BTN: What can vendors in the travel sector do to prevent fraud and keep their customers safe online?
IM: One of the biggest threats to the travel industry today is digital impersonation — fraudsters setting up cloned booking platforms or spoofing customer service sites to deceive travelers. At Memcyco, we’ve seen how damaging these attacks can be, and that’s why real-time action is essential. Our technology offers real-time visibility, which means travel companies can see these impersonation attempts as they happen and act immediately to stop them. This level of protection isn’t just about detecting fraud; it’s about preventing it from escalating into a problem that impacts customers.
Of course, digital impersonation is just one part of the puzzle. Vendors also need to focus on enhancing authentication methods, such as implementing multi-factor authentication (MFA) to prevent account takeovers. I’ve also seen companies successfully use AI-driven fraud detection systems to monitor for suspicious activity, like unusual login locations or repeated booking attempts, which can help flag potential fraud early on.

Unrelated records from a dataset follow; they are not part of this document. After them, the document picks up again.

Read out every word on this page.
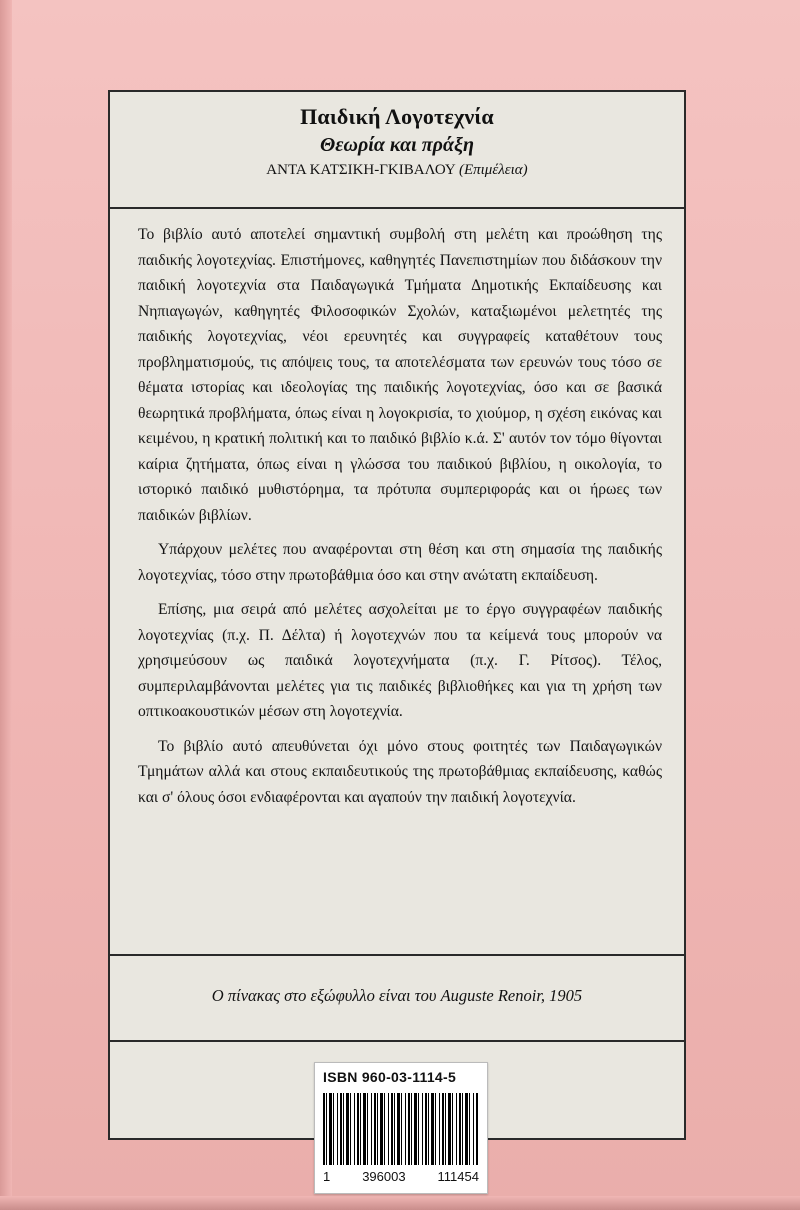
Παιδική Λογοτεχνία
Θεωρία και πράξη
ΑΝΤΑ ΚΑΤΣΙΚΗ-ΓΚΙΒΑΛΟΥ (Επιμέλεια)

Το βιβλίο αυτό αποτελεί σημαντική συμβολή στη μελέτη και προώθηση της παιδικής λογοτεχνίας. Επιστήμονες, καθηγητές Πανεπιστημίων που διδάσκουν την παιδική λογοτεχνία στα Παιδαγωγικά Τμήματα Δημοτικής Εκπαίδευσης και Νηπιαγωγών, καθηγητές Φιλοσοφικών Σχολών, καταξιωμένοι μελετητές της παιδικής λογοτεχνίας, νέοι ερευνητές και συγγραφείς καταθέτουν τους προβληματισμούς, τις απόψεις τους, τα αποτελέσματα των ερευνών τους τόσο σε θέματα ιστορίας και ιδεολογίας της παιδικής λογοτεχνίας, όσο και σε βασικά θεωρητικά προβλήματα, όπως είναι η λογοκρισία, το χιούμορ, η σχέση εικόνας και κειμένου, η κρατική πολιτική και το παιδικό βιβλίο κ.ά. Σ' αυτόν τον τόμο θίγονται καίρια ζητήματα, όπως είναι η γλώσσα του παιδικού βιβλίου, η οικολογία, το ιστορικό παιδικό μυθιστόρημα, τα πρότυπα συμπεριφοράς και οι ήρωες των παιδικών βιβλίων.

Υπάρχουν μελέτες που αναφέρονται στη θέση και στη σημασία της παιδικής λογοτεχνίας, τόσο στην πρωτοβάθμια όσο και στην ανώτατη εκπαίδευση.

Επίσης, μια σειρά από μελέτες ασχολείται με το έργο συγγραφέων παιδικής λογοτεχνίας (π.χ. Π. Δέλτα) ή λογοτεχνών που τα κείμενά τους μπορούν να χρησιμεύσουν ως παιδικά λογοτεχνήματα (π.χ. Γ. Ρίτσος). Τέλος, συμπεριλαμβάνονται μελέτες για τις παιδικές βιβλιοθήκες και για τη χρήση των οπτικοακουστικών μέσων στη λογοτεχνία.

Το βιβλίο αυτό απευθύνεται όχι μόνο στους φοιτητές των Παιδαγωγικών Τμημάτων αλλά και στους εκπαιδευτικούς της πρωτοβάθμιας εκπαίδευσης, καθώς και σ' όλους όσοι ενδιαφέρονται και αγαπούν την παιδική λογοτεχνία.

Ο πίνακας στο εξώφυλλο είναι του Auguste Renoir, 1905
ISBN 960-03-1114-5
1 396003 111454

Securing payment transactions through encryption and tokenization is also a good way to prevent sensitive customer data from being intercepted or stolen.
But the key here is combining these broader strategies with real-time detection and response capabilities. Without visibility into threats as they happen, vendors are always playing catch-up. With Memcyco, for example, we’ve been able to help vendors shut down impersonation attacks before they cause harm, giving both the companies and their customers peace of mind. The bottom line is that the industry needs to be proactive, not reactive, in its approach to fighting fraud.